Les assurances valident aussi une nouvelle CCT

17 Mai 2018 Par Jean-Michel Hennebert
La nouvelle convention collective signée entre les partenaires sociaux des assurances est valable pour la période 2018-2020. Et introduit de nouveaux avantages aux 7.100 salariés du secteur.
(Photo: Maison moderne / archives)

Deux jours après l’annonce la validation de l’accord entre partenaires sociaux du secteur bancaire, représentants de l’Association des compagnies d’assurance (ACA) et syndicats annoncent la signature d’un nouveau cadre légal du secteur valable entre 2018 et 2020.

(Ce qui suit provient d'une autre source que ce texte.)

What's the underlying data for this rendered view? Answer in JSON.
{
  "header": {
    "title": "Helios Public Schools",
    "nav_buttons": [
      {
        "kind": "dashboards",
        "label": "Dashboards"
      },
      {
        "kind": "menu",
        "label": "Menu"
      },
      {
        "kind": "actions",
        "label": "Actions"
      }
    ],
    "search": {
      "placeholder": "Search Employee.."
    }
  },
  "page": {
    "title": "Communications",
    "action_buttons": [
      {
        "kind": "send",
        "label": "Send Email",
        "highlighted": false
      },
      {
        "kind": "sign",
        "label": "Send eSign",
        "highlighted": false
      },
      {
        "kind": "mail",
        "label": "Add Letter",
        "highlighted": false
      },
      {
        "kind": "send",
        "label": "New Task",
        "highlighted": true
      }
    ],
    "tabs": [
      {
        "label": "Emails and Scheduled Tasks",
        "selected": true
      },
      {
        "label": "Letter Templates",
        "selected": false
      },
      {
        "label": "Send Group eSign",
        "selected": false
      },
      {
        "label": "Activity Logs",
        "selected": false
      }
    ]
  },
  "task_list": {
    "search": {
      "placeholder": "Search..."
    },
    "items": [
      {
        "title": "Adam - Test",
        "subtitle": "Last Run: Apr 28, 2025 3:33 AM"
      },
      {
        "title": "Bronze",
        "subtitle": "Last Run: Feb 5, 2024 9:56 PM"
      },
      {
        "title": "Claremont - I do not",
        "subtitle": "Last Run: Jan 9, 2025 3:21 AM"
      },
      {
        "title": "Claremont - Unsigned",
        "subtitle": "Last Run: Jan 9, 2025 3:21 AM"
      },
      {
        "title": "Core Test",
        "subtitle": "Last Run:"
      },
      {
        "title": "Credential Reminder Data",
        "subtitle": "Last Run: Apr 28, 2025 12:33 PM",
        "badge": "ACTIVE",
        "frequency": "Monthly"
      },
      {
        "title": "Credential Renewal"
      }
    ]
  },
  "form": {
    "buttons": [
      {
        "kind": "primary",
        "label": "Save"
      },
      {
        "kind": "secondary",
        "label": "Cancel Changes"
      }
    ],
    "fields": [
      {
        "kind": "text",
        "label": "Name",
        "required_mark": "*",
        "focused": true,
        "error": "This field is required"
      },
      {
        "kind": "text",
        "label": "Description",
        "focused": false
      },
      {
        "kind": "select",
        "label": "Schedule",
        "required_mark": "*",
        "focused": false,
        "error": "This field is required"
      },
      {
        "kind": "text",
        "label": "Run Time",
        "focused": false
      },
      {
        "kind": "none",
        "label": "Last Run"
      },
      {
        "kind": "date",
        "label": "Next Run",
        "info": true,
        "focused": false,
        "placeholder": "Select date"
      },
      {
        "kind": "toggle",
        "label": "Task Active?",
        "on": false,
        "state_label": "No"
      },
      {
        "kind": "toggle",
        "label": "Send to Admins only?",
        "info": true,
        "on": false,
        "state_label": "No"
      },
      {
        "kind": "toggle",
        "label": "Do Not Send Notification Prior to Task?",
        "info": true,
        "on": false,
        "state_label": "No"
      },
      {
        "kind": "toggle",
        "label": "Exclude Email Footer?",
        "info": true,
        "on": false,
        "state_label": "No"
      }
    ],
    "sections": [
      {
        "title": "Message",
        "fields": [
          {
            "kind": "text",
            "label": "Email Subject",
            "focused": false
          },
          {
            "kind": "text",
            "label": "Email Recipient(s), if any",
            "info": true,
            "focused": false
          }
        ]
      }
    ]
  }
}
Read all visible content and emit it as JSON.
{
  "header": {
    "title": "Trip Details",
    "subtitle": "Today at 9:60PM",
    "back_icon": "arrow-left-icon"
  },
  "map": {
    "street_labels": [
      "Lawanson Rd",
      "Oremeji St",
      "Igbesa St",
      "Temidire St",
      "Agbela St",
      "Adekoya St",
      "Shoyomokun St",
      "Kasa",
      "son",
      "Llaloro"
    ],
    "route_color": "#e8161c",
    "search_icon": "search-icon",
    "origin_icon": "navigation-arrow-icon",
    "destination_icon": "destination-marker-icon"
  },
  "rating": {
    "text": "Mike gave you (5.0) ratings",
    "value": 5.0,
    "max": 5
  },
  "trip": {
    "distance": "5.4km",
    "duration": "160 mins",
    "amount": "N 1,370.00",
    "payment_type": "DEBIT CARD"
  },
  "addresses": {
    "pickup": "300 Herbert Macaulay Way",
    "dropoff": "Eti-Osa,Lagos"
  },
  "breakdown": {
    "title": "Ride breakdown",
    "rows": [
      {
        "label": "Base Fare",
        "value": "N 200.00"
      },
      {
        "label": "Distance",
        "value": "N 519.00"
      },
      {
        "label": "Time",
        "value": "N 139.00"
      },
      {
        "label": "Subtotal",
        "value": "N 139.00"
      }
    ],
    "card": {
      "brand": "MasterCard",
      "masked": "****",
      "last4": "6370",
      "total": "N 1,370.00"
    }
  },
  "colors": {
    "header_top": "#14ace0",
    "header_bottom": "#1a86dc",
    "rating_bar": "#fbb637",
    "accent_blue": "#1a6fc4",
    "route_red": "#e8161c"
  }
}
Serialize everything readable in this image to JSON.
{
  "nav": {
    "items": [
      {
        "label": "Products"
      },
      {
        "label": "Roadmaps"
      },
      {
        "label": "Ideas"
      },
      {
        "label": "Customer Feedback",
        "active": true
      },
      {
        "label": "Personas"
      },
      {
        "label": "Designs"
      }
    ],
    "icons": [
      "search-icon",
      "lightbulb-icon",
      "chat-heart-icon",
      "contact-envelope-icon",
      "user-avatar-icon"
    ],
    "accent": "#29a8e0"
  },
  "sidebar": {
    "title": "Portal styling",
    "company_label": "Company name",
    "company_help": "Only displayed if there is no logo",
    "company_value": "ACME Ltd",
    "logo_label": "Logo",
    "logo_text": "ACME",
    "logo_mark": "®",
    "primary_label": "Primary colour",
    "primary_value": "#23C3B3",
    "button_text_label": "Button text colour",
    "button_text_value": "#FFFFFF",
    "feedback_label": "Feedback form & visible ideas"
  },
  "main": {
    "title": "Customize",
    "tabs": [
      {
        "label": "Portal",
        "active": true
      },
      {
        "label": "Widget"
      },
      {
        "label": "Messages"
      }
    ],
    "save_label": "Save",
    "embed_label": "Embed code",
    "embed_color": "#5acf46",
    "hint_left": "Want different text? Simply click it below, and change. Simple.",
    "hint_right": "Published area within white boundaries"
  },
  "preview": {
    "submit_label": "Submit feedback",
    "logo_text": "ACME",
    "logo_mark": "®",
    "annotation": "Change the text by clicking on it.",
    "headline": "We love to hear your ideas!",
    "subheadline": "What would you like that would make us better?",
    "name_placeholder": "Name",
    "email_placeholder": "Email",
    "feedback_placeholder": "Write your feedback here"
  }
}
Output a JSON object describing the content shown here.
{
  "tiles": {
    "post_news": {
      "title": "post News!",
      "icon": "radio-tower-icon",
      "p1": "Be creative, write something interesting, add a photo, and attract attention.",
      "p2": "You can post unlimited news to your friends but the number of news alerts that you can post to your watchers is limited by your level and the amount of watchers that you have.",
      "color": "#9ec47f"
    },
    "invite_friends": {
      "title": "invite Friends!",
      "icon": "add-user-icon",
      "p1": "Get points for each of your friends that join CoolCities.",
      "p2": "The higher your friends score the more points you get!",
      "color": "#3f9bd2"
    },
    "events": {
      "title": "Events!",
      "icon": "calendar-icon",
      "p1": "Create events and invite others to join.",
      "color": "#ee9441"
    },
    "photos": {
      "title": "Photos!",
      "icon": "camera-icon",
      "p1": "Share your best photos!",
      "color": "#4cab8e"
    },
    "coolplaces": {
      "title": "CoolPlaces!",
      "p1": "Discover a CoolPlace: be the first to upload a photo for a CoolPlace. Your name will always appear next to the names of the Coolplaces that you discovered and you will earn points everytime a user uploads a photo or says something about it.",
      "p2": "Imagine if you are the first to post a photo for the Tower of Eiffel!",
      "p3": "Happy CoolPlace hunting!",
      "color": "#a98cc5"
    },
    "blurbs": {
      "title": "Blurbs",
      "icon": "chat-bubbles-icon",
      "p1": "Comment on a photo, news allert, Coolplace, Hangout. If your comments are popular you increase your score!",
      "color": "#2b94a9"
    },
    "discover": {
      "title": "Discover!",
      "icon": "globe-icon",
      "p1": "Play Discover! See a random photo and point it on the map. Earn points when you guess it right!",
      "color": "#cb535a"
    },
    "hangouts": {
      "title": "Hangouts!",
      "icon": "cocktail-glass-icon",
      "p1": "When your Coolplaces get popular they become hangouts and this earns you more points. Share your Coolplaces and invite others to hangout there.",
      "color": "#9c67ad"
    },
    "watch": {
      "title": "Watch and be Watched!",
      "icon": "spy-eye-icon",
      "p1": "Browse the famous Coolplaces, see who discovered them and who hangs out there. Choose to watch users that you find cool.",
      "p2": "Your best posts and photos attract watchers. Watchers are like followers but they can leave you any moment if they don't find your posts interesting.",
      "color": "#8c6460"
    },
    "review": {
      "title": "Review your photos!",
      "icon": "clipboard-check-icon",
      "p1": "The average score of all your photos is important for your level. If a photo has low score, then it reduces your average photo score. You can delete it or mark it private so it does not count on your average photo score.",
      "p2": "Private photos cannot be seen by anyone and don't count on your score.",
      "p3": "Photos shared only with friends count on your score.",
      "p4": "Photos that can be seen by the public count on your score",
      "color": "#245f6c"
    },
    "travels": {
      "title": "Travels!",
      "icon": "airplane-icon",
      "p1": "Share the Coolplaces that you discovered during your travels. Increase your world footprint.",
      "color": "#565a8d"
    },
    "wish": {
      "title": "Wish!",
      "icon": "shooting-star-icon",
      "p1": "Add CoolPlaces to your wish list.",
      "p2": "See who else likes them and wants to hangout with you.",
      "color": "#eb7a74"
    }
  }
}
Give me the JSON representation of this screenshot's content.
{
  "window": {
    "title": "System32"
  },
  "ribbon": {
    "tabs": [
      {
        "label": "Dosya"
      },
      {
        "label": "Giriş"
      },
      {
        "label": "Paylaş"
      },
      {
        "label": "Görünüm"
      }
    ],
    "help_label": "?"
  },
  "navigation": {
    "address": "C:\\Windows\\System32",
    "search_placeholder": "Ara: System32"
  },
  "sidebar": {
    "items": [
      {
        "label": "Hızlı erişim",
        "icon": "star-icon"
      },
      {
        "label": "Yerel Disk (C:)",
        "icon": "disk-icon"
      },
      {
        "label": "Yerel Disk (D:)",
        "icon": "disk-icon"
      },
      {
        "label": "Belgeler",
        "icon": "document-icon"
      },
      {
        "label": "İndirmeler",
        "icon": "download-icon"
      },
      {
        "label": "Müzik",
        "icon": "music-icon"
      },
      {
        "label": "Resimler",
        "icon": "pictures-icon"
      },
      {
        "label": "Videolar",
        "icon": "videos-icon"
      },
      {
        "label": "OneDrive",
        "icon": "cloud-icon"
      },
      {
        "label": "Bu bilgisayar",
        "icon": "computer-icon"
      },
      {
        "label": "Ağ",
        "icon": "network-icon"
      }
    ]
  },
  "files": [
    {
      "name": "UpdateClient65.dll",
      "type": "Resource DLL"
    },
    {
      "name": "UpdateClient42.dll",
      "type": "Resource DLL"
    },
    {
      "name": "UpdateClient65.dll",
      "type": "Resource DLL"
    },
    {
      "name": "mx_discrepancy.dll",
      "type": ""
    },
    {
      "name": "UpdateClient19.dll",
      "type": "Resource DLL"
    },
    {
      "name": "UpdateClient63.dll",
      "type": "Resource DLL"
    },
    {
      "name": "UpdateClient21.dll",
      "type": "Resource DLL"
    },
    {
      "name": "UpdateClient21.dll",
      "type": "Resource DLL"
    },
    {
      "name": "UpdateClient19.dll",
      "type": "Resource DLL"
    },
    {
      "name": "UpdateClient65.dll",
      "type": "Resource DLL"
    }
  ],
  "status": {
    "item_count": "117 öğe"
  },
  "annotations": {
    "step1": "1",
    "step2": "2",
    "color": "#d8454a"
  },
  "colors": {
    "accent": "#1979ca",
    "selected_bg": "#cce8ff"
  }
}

Si les discussions dans le secteur des banques ont été longues, parfois houleuses et le plus souvent sous les projecteurs médiatiques, celles menées dans celui des assurances ont été discrètes. Au point que l’annonce, ce jeudi, d’un accord entre partenaires sociaux apparaît presque comme une surprise. Voire comme une antithèse de ce qui s’est passé au cours des 18 derniers mois avec l’ABBL.

Dans un communiqué commun, ACA, Aleba, LCGB-SESF et OGBL-SBA indiquent que «le dialogue social a été efficace et respectueux des intérêts de chaque partie et que les résultats de ces négociations sont profitables au secteur de l’assurance, à ses entreprises et à ses salariés».

7.100 salariés dans les assurances

Concrètement, la nouvelle convention collective introduit une série d’avantages, dont le versement d’une prime de conjoncture «en 2018, 2019 et 2020» et l’attribution d’une prime exceptionnelle «en 2018 et en 2020», le rehaussement des barèmes de départ pour les nouveaux engagés «en 2018, 2019 et 2020» ou bien encore un droit à la formation de 40 h par an «dont un minimum de 20 h non liées à des obligations réglementaires» et un droit à l’établissement d’un plan individuel de formation annuel. Le texte doit désormais être validé par les différentes parties prenantes.

Selon les dernières données du Commissariat aux assurances, ce secteur emploie quelque 7.100 personnes sur la Place pour une somme des bilans dépassant les 225 milliards d’euros, dont les trois quarts proviennent des revenus issus de la branche vie. À titre de comparaison, les banques emploient de leur côté quelque 26.100 personnes et apportaient plus de 4.000 millions d’euros au budget de l’État, soit 28% des recettes totales, selon les données de l’ABBL.